Analysts expect that companies will adopt the technology slowly, but it will pick up steam in future years as people demand it. Networking firms are heavily targeting businesses and schools, and hawking the idea that companies can install wireless networks in conference rooms, so employees can take notes on their computers and have access to the Net and email.

Wireless takes center stage Yankee Group analyst Karuna Uppal believes network administrators may balk at the idea because it could create a logistical nightmare.

"They don't want to be stuck maintaining networks of thousands of people with laptops," Uppal said. "If something goes wrong, the computer staff doesn't want to figure out where you are."

Uppal expects start-ups and small companies will become the biggest buyers of wireless networking kits because they're newer and don't have an existing installed wired network. But with employees used to other wireless technology, such as cell phones and pagers, Uppal expects workers will demand a wireless connection for their laptop computers.

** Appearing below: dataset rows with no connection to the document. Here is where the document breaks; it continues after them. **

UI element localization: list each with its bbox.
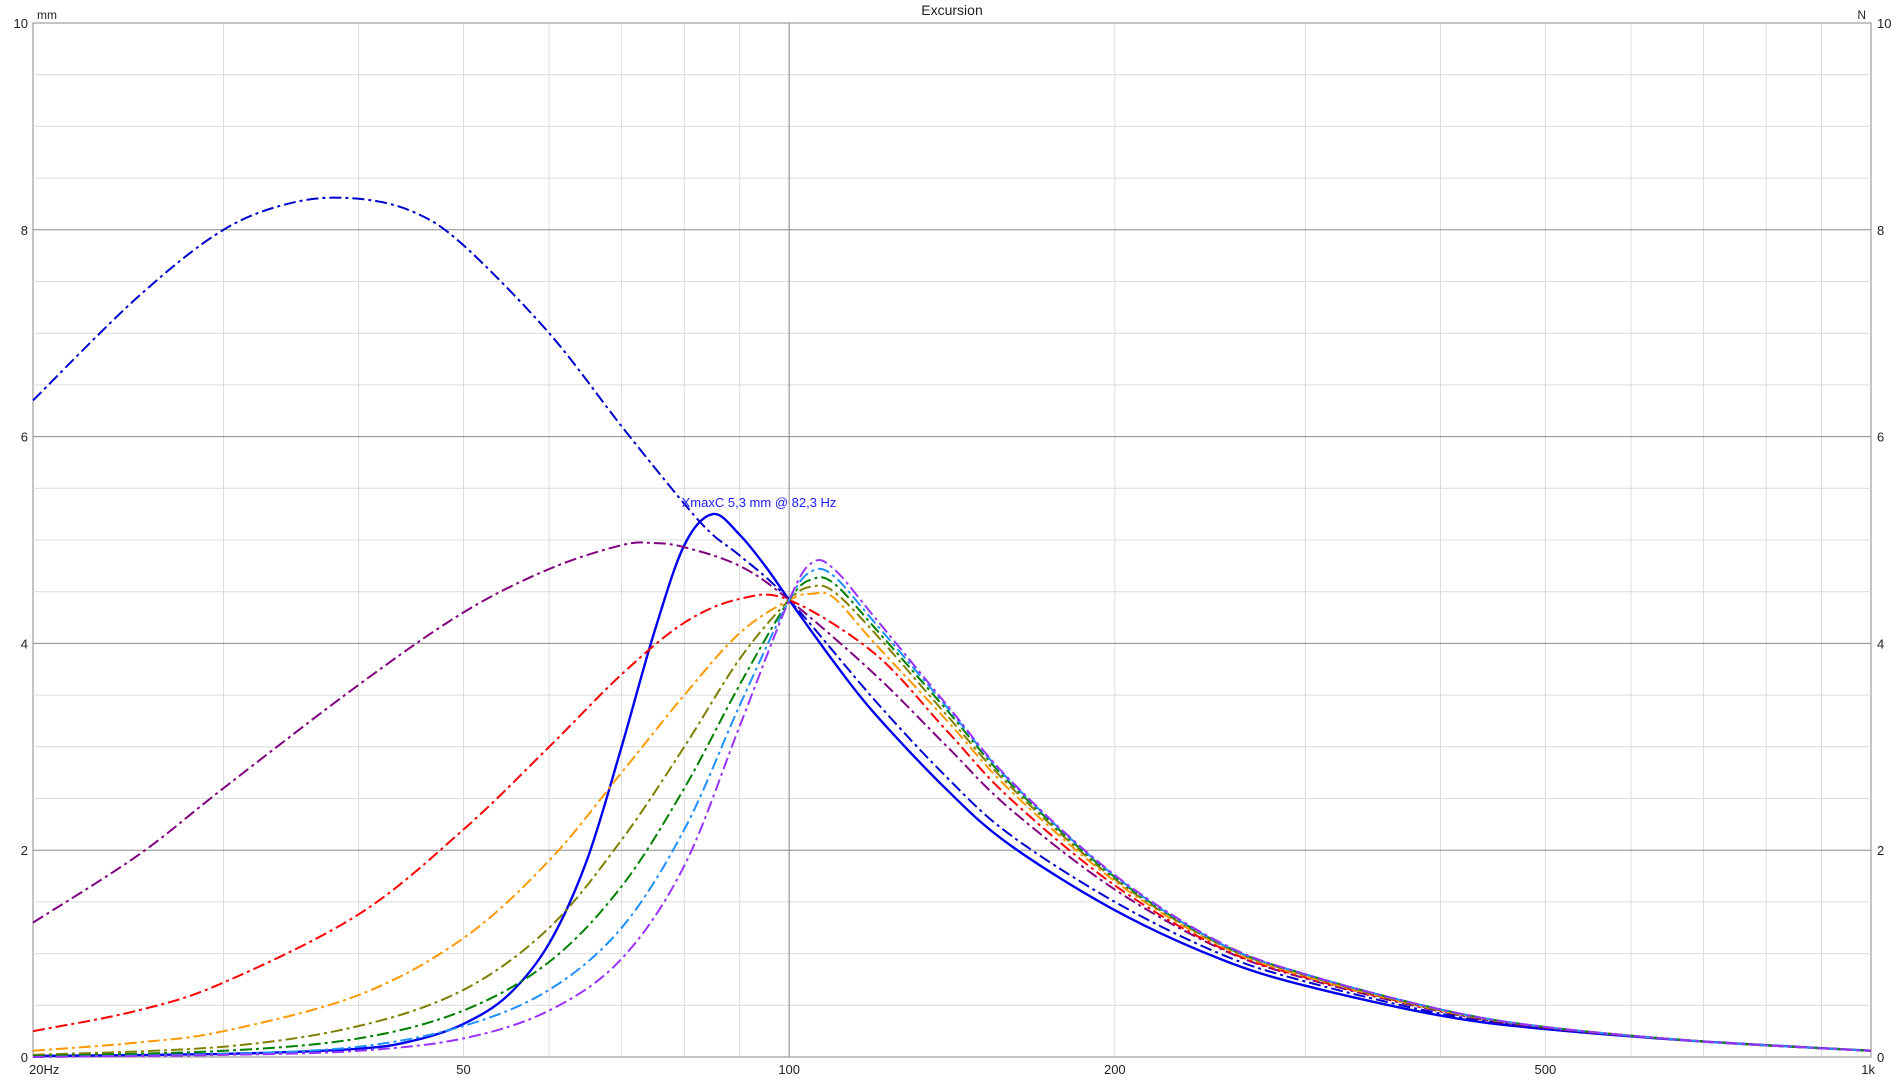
series-line-2 [32,196,1872,1052]
minor-grid [33,23,1871,1057]
y-tick-label-right: 0 [1877,1050,1884,1065]
series-line-5 [32,591,1872,1052]
series-line-6 [32,584,1872,1056]
x-tick-label: 100 [778,1062,800,1077]
y-tick-label-left: 8 [21,223,28,238]
left-axis-unit: mm [37,8,57,22]
xmax-annotation: XmaxC 5,3 mm @ 82,3 Hz [682,495,837,510]
right-axis-unit: N [1857,8,1866,22]
tick-labels: 20Hz 50 100 200 500 1k0 02 24 46 68 810 10 [14,16,1892,1077]
x-tick-label: 1k [1861,1062,1875,1077]
x-tick-label: 500 [1534,1062,1556,1077]
x-tick-label: 50 [456,1062,470,1077]
y-tick-label-right: 6 [1877,430,1884,445]
y-tick-label-left: 4 [21,636,28,651]
series-line-4 [32,593,1872,1052]
y-tick-label-right: 10 [1877,16,1891,31]
y-tick-label-left: 10 [14,16,28,31]
series-line-1 [32,512,1872,1058]
series-line-9 [32,559,1872,1058]
y-tick-label-left: 0 [21,1050,28,1065]
y-tick-label-left: 6 [21,430,28,445]
y-tick-label-right: 2 [1877,843,1884,858]
y-tick-label-right: 4 [1877,636,1884,651]
x-tick-label: 200 [1104,1062,1126,1077]
major-grid [33,23,1871,1057]
series-layer [32,196,1872,1058]
y-tick-label-right: 8 [1877,223,1884,238]
x-tick-label: 20Hz [29,1062,59,1077]
y-tick-label-left: 2 [21,843,28,858]
chart-title: Excursion [921,2,982,18]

"We certainly are used to being stuck at our desk, but that mentality is starting to change," Uppal said. "We live in a society where people expect you to be constantly in touch. Cell phones keep you in communication via voice. The theory is that email is just as important, so why can't I check email when I'm in an all-day meeting? That's what's driving this wireless stuff, so you can access information wherever you go."

Habermann at Widener University is choosing a wireless network because its population of students and professors roam all over campus, and because the technology is fast and cheap.

Instead of installing cables to each desk in the library, Habermann planted several pieces of wireless hardware that connect laptops to the Internet. Students can borrow PC cards with built-in radio transmitters to connect to the network.

"Let's put it this way, I could have installed 500 cables at $150 per cable, and 5 percent of it would have been in use at one time," he said. "The wireless environment saves money."

While the wireless networking market isn't yet huge, it has the potential to be, analysts say. "You're not talking mass adoption this year or next, but maybe after 2002 and beyond," Uppal said.